Why You’ll Love This Dish
There are plenty of reasons to dive into this recipe! First and foremost, these pancake bites are quick and simple to make, perfect for a busy morning when you want something delicious without the stress. They also feel gourmet, yet use everyday ingredients that won’t break the bank. Plus, they’re kid-approved! You can easily get the little ones involved in the kitchen, whether it’s measuring, stirring, or dropping those perfect spoonfuls onto the griddle.
“I made these pancake bites for a family brunch, and everyone kept coming back for seconds! The lemon adds just the right zing, and they were gone in no time!” – A satisfied home-cook
How This Recipe Comes Together
Creating Blueberry Lemon Pancake Bites is a breeze! You begin by mixing your dry ingredients in one bowl while you whisk together the wet ingredients in another. The two mixtures come together in a delightful dance, and then the star of the show—blueberries—gently folds in. After that, it’s simply about cooking them to golden perfection and enjoying the bursting flavors. Cooking these delightful bites takes just about 15 minutes, making them a swift and satisfying addition to your breakfast table.
Gather These Items
Here’s what you’ll need to create these delicious pancake bites:
- 1 cup all-purpose flour
- 2 tablespoons sugar
- 1 tablespoon baking powder
- 1/2 teaspoon salt
- 1 cup milk
- 1 large egg
- 2 tablespoons melted butter
- 1 teaspoon vanilla extract
- Zest of 1 lemon
- 1 cup blueberries
- Lemon juice for serving
Feel free to swap out the all-purpose flour for whole wheat flour for a healthier option, or use dairy alternatives like almond milk for a dairy-free version!

Directions to Follow
- In a medium bowl, combine the flour, sugar, baking powder, and salt until evenly mixed.
- Don’t forget to set those blueberries aside for later! Zest your lemon and keep it handy.
- In another bowl, whisk together the milk, egg, melted butter, vanilla extract, and lemon zest until smooth.
- Carefully pour the wet mixture into the dry ingredients and stir gently until just combined.
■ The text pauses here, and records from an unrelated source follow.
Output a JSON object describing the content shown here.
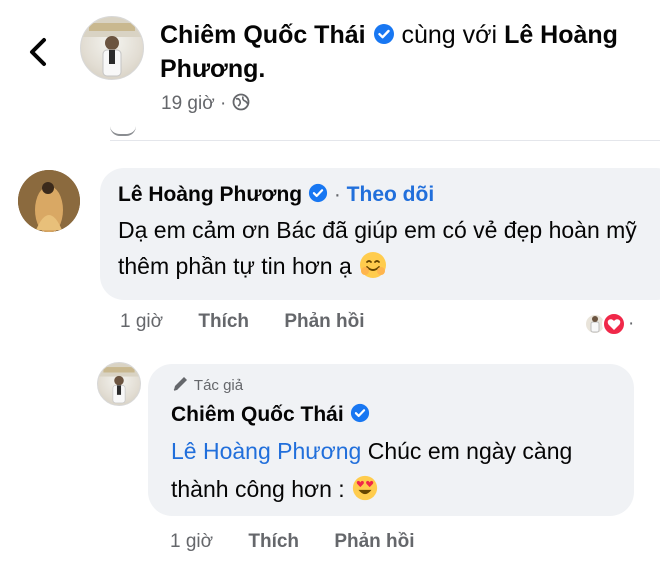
{
  "header": {
    "author_name": "Chiêm Quốc Thái",
    "with_text": "cùng với",
    "tagged_name": "Lê Hoàng Phương.",
    "time": "19 giờ",
    "separator": "·"
  },
  "comment": {
    "author_name": "Lê Hoàng Phương",
    "separator": "·",
    "follow_label": "Theo dõi",
    "text": "Dạ em cảm ơn Bác đã giúp em có vẻ đẹp hoàn mỹ thêm phần tự tin hơn ạ",
    "time": "1 giờ",
    "like_label": "Thích",
    "reply_label": "Phản hồi",
    "reaction_more": "·"
  },
  "reply": {
    "author_badge": "Tác giả",
    "author_name": "Chiêm Quốc Thái",
    "mention": "Lê Hoàng Phương",
    "text": "Chúc em ngày càng thành công hơn :",
    "time": "1 giờ",
    "like_label": "Thích",
    "reply_label": "Phản hồi"
  },
  "colors": {
    "verified": "#1877f2",
    "link": "#216fdb",
    "meta": "#65676b",
    "bubble": "#f0f2f5",
    "love": "#f02849"
  },
  "icons": {
    "back": "chevron-left-icon",
    "verified": "verified-badge-icon",
    "globe": "globe-icon",
    "author": "pen-icon",
    "smile": "smiling-face-emoji",
    "heart_eyes": "heart-eyes-emoji",
    "love": "love-reaction-icon"
  }
}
Avoid over-mixing— a few lumps are perfectly fine.
- Gently fold the blueberries into the batter, being cautious not to break them apart.
- Preheat a griddle or non-stick skillet over medium heat and lightly grease it.
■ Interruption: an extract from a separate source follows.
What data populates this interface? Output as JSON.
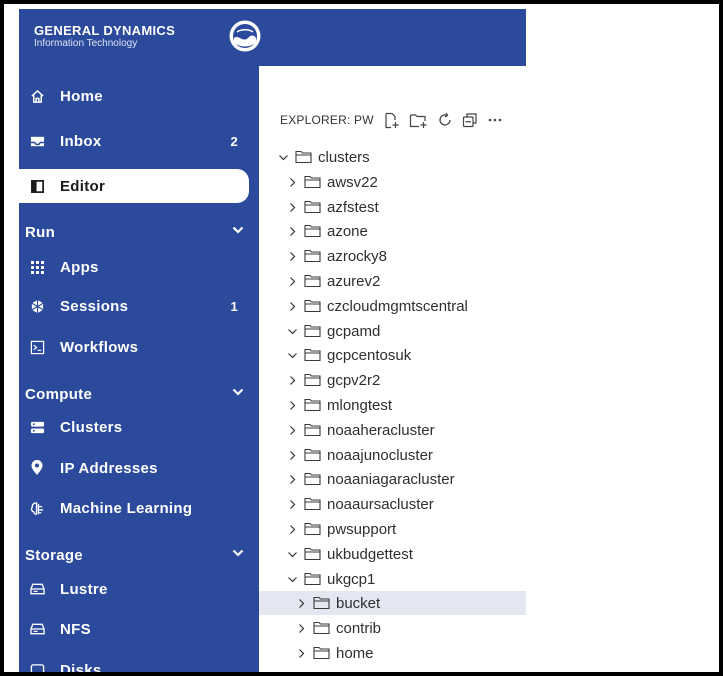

- Using a tablespoon, drop small amounts of the batter onto the skillet.
- Cook until the edges look set, and bubbles form on the surface—about 2 to 3 minutes per side.
- Transfer the pancake bites to a plate and serve warm, drizzled with fresh lemon juice or syrup.

Best Ways to Enjoy It
Serving these pancake bites can be as creative as you want! You can stack them in a tower for fun presentation or serve them in a large bowl. Drizzle them with fresh lemon juice for that zingy touch, or even a dollop of whipped cream for extra indulgence. Fresh fruit on the side, like strawberries or raspberries, can complement the flavors beautifully. Pair it all with a hot cup of coffee or a refreshing glass of orange juice to take your brunch experience to the next level.
How to Store
If you have leftovers (which is rare!), you can keep these pancake bites fresh in an airtight container in the refrigerator for up to 3 days. To reheat, simply pop them in the microwave for about 15-20 seconds, or warm them up gently in a skillet for that freshly cooked taste again.
Helpful Cooking Tips
- Don’t over-mix your batter! This will keep your pancake bites fluffy and soft.
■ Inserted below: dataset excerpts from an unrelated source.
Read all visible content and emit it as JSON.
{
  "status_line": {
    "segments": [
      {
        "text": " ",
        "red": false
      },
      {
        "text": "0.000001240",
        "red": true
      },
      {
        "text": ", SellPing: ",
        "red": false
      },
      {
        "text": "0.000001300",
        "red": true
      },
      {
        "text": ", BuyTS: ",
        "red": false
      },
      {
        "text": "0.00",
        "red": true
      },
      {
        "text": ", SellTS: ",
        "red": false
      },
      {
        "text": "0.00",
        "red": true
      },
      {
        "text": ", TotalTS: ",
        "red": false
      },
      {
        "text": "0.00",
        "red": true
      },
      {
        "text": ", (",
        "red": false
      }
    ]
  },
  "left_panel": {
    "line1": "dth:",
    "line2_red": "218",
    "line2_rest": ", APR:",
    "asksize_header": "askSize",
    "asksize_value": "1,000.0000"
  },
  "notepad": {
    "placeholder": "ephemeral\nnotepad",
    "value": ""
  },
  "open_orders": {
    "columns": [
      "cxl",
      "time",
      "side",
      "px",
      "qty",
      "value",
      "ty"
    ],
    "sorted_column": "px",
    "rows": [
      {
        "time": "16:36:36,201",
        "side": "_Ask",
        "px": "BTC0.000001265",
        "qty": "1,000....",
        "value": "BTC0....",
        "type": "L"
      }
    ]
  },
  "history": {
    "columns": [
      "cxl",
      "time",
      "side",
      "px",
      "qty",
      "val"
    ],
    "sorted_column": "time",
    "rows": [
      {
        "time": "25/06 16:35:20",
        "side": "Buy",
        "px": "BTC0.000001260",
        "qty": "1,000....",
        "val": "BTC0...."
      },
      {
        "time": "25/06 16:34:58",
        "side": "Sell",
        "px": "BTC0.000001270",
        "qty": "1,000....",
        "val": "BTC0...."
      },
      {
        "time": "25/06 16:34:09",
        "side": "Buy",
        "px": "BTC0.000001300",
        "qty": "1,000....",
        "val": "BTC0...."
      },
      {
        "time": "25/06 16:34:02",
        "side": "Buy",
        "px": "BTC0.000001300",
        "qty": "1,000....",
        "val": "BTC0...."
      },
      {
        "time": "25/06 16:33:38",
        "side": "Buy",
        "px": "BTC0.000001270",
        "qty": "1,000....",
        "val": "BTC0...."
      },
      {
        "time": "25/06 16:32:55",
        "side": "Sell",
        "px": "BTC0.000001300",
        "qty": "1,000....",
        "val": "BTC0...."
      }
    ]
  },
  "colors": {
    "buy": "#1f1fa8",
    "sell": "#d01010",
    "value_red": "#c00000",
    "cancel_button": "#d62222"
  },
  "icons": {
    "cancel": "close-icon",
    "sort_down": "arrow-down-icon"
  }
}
- Experiment with the cooking time; if you prefer a softer bite, lower the heat slightly and cook a bit longer.
- Make it a fun family affair! Let the kids help in the kitchen by pouring in ingredients or mixing. They’ll love being part of the action.
Creative Twists
Got a craving for something unique? Try adding a splash of almond extract for an extra layer of flavor. Or, for a more decadent approach, mix in some mini chocolate chips along with your blueberries. Vegan variations are equally simple: substitute the egg with a flaxseed meal and the milk with a plant-based alternative!
Frequently Asked Questions
How long does it take to prepare these pancake bites?
The total time for prep and cooking is about 15-20 minutes, making these a quick option for breakfast.
Can I freeze the pancake bites?
Yes! You can freeze them in a single layer on a baking sheet and then transfer to an airtight container. They last up to a month in the freezer.
What can I substitute for fresh blueberries?
If you can’t find fresh blueberries, frozen blueberries work just as well—just do not thaw them before adding to the batter to avoid excess moisture.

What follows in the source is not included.